Crane was one of the early artists in the Golden Age of Children’s Book Illustration, a Victorian and pioneer of the genre, and a contemporary of Randolph Caldecott (whom the Caldecott Award is named for) and Kate Greenaway, whose illustrations launched a children’s fashion craze.

I cam across this book at an Antiquarian Book show. It was written and illustrated at the end of Crane’s career, and seems perhaps aimed more at adults than children. THe subjects are adults, and two illustrations show women topless, though artistically. Lines referencing flowers from Shakespeare’s plays are accompanied by illustrations of men and women in clothing inspired by those flowers.
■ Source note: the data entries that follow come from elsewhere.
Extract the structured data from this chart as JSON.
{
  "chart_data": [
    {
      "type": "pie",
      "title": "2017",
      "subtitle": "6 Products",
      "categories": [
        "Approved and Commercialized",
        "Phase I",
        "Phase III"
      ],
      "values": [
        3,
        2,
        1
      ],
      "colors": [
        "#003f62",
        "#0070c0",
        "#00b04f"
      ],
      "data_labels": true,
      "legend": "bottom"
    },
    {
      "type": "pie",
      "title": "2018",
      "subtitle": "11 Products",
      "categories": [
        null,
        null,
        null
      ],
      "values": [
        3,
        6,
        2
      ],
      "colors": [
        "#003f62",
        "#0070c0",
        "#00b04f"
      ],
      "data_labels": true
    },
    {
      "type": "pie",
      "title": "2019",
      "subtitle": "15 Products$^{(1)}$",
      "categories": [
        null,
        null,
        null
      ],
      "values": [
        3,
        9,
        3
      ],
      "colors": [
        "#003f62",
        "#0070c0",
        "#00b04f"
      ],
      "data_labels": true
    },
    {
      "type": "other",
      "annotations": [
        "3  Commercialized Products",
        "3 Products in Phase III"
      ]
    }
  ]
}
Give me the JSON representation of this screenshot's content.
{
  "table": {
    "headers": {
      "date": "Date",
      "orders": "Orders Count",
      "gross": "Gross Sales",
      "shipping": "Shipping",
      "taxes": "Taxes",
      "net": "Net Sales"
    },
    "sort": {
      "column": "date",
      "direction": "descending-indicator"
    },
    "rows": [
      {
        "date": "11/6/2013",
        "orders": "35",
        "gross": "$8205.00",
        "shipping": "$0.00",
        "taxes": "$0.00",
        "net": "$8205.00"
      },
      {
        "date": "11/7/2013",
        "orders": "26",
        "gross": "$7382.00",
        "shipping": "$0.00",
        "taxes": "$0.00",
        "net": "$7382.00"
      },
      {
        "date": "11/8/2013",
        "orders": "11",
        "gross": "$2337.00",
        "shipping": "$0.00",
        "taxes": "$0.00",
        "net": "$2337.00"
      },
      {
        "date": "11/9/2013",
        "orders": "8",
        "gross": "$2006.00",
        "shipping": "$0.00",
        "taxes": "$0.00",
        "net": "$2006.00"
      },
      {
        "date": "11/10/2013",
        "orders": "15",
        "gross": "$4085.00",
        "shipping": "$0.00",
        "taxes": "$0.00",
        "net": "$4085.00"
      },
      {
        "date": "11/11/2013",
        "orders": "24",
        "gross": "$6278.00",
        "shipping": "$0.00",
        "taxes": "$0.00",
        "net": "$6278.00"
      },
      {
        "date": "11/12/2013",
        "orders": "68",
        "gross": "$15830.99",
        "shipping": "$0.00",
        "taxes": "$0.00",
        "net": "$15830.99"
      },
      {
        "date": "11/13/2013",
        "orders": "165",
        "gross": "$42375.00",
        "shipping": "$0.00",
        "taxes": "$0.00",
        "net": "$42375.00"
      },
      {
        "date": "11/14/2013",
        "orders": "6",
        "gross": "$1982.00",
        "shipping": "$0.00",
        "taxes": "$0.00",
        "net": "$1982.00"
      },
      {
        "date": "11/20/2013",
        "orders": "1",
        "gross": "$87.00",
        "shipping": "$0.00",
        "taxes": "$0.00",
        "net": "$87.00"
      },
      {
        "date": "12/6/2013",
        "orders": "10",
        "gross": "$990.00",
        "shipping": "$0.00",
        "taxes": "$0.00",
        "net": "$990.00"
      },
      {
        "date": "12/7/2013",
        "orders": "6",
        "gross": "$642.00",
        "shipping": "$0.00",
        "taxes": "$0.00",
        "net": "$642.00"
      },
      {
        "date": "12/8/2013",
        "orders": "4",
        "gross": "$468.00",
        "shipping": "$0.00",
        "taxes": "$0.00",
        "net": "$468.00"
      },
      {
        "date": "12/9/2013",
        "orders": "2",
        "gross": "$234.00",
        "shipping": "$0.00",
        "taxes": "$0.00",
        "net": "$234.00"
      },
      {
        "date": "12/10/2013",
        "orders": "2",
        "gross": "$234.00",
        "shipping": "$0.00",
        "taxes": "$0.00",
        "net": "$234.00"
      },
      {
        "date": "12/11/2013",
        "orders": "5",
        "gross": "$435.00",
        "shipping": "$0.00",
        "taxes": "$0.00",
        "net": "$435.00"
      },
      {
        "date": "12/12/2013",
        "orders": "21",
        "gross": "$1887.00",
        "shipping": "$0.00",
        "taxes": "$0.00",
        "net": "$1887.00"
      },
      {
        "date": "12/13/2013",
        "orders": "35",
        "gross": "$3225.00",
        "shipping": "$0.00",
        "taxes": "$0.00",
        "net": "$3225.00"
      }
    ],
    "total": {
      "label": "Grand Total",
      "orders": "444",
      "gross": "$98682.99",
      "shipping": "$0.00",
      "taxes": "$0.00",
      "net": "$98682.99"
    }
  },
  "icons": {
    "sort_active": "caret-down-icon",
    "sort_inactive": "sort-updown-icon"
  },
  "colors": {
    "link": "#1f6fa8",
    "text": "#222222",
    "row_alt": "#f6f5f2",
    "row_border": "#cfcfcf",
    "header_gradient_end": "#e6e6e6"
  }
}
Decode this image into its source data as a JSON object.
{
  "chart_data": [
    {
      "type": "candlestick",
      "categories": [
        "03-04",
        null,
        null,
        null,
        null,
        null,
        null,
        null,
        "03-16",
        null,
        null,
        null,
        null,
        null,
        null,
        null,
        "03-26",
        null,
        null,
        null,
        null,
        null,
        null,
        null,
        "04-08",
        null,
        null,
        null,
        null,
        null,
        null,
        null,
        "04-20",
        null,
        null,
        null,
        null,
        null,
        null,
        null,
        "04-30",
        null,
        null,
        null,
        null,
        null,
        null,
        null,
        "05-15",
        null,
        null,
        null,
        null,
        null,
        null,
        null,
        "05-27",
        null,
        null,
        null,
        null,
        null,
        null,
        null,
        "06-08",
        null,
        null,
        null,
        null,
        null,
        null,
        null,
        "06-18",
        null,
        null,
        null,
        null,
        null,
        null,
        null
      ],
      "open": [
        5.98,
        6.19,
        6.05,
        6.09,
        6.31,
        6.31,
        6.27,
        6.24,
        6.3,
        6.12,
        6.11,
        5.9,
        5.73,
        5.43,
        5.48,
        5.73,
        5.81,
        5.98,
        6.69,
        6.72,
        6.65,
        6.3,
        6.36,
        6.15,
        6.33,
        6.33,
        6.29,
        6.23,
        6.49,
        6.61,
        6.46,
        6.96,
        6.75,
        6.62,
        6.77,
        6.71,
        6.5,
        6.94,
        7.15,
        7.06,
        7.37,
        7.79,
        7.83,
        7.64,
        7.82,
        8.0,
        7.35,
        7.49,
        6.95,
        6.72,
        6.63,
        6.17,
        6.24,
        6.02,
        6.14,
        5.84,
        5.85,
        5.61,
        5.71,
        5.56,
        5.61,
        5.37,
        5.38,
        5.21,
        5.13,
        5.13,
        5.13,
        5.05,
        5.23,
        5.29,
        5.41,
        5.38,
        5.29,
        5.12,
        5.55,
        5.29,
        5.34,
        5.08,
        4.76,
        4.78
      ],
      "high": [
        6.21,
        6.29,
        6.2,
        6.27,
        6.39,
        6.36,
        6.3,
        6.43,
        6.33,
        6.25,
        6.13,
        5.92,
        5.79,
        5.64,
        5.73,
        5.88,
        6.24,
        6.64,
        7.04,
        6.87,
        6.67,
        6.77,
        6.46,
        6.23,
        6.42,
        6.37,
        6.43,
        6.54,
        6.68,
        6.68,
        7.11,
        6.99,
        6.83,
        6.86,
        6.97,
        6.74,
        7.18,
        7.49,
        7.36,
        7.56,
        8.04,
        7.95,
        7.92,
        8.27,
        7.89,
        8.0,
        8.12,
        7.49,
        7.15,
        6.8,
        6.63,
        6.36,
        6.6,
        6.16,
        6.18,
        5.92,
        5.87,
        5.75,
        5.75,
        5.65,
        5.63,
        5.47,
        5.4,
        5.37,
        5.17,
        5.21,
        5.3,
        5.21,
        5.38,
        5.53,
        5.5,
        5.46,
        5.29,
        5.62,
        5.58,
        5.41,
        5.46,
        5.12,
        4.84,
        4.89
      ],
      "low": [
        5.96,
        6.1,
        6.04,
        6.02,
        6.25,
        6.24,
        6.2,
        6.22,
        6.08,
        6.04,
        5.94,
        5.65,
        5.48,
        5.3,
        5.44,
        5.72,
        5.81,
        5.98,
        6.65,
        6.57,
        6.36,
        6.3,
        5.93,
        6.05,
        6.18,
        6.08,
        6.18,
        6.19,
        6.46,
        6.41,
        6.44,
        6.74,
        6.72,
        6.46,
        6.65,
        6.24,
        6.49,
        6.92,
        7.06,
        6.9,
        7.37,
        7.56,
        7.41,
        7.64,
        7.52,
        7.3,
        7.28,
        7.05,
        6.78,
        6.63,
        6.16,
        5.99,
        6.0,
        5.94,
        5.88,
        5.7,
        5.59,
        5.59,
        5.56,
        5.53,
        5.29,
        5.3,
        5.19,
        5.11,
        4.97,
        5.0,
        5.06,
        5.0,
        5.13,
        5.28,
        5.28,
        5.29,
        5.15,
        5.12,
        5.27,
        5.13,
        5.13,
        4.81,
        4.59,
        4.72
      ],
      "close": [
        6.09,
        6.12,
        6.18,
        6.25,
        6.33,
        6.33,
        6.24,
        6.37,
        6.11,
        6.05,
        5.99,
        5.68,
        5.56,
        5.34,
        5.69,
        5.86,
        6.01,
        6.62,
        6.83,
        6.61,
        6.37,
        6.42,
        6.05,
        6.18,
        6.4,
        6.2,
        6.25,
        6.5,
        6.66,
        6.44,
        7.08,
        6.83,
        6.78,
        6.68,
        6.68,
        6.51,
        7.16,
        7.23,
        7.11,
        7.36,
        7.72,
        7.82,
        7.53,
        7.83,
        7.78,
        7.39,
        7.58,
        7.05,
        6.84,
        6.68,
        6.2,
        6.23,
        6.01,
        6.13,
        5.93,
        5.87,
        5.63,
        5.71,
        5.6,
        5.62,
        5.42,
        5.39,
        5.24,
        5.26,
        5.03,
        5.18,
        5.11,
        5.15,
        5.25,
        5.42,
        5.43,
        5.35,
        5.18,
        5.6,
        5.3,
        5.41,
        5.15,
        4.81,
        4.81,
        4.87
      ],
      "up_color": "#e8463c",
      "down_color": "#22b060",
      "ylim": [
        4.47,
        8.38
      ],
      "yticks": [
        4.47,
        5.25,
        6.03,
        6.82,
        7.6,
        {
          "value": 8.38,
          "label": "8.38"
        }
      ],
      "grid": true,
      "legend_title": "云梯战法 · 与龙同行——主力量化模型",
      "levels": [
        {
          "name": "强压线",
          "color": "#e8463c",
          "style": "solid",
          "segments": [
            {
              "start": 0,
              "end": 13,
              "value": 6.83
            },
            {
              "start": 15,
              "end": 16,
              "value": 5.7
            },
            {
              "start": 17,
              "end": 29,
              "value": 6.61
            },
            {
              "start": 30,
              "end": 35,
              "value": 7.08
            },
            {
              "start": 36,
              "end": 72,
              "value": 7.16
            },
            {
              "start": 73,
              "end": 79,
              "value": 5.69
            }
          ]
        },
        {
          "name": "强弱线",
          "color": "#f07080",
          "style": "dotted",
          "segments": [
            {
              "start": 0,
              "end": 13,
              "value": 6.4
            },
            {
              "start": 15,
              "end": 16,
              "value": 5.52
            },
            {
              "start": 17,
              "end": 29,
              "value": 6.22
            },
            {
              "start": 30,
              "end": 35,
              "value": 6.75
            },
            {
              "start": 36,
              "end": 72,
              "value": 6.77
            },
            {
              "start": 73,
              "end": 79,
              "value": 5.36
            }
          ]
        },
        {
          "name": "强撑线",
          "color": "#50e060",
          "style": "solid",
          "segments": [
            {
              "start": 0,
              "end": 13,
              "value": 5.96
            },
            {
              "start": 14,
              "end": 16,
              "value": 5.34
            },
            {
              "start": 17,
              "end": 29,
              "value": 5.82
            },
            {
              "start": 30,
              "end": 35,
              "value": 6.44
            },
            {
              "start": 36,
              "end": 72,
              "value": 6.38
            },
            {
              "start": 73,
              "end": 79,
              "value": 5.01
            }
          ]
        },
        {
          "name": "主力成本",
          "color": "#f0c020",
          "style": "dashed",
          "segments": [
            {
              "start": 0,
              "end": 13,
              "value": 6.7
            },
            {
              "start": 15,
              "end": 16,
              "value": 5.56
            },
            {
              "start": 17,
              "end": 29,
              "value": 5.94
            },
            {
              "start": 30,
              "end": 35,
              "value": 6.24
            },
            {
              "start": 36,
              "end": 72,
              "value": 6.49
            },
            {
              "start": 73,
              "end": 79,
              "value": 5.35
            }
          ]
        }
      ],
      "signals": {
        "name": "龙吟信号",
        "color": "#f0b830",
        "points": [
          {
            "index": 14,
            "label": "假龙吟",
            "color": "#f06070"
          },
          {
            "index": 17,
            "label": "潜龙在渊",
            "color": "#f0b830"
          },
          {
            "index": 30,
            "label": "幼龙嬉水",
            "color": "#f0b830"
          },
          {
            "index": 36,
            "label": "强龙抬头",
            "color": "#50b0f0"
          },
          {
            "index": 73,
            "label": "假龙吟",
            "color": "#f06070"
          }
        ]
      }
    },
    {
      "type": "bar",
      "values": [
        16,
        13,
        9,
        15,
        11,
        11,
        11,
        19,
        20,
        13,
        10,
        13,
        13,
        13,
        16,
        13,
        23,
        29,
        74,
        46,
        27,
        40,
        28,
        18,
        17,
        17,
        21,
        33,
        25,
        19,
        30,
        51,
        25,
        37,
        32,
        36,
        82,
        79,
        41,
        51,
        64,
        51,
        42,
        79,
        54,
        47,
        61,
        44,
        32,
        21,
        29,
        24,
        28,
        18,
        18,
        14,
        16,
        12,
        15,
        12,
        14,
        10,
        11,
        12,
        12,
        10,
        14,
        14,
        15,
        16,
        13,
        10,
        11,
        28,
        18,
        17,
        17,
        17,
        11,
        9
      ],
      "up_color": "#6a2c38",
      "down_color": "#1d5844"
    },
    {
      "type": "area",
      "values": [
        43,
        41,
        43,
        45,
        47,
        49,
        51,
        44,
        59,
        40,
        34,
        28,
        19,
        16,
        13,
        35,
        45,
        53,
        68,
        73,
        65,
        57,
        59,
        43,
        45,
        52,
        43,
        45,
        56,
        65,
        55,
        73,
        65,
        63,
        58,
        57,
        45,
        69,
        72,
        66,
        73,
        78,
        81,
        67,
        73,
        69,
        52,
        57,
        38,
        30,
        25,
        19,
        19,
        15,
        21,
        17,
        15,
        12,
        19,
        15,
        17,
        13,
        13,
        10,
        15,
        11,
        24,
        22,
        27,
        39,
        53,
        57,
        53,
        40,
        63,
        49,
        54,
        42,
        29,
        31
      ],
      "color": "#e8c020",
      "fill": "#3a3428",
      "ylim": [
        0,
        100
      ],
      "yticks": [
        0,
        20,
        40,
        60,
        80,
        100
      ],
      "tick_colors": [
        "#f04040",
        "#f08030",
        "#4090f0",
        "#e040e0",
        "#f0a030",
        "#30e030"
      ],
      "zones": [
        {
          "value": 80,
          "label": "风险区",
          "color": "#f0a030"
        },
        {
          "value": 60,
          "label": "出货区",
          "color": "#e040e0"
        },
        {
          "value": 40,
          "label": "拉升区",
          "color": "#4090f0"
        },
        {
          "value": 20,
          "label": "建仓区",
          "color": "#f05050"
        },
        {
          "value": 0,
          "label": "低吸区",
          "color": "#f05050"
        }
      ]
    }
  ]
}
The dedication is to the Countess of Warwick whose garden inspired the illustrations.

As a gardener, Shakespeare fan and collector of picture books with beautiful illustrations, this was right down my alley. There’s an Art Deco style to the art, most of the gowns are slim with lots of Grecian-style draping. The details in most indeed reflected the plants showing Crane’s careful study of the plants. There were one or two that looked slightly off to me, but that may be due to different subspecies of plants and a century of hybridizing. For example, the daffodils are not the trumpet type most of us think of, but may have been inspired by the small petticoat species daffodils.

There’s a reference in the jacket copy that this was part of a series of books of “flower fantasy” books, and I wonder if Cecily Mary Barker, who started illustrating her flower fairies about twenty years later, took her inspiration from Crane, or if this was just a trend of the era in general. Regardless, it’s a lovely book to look through.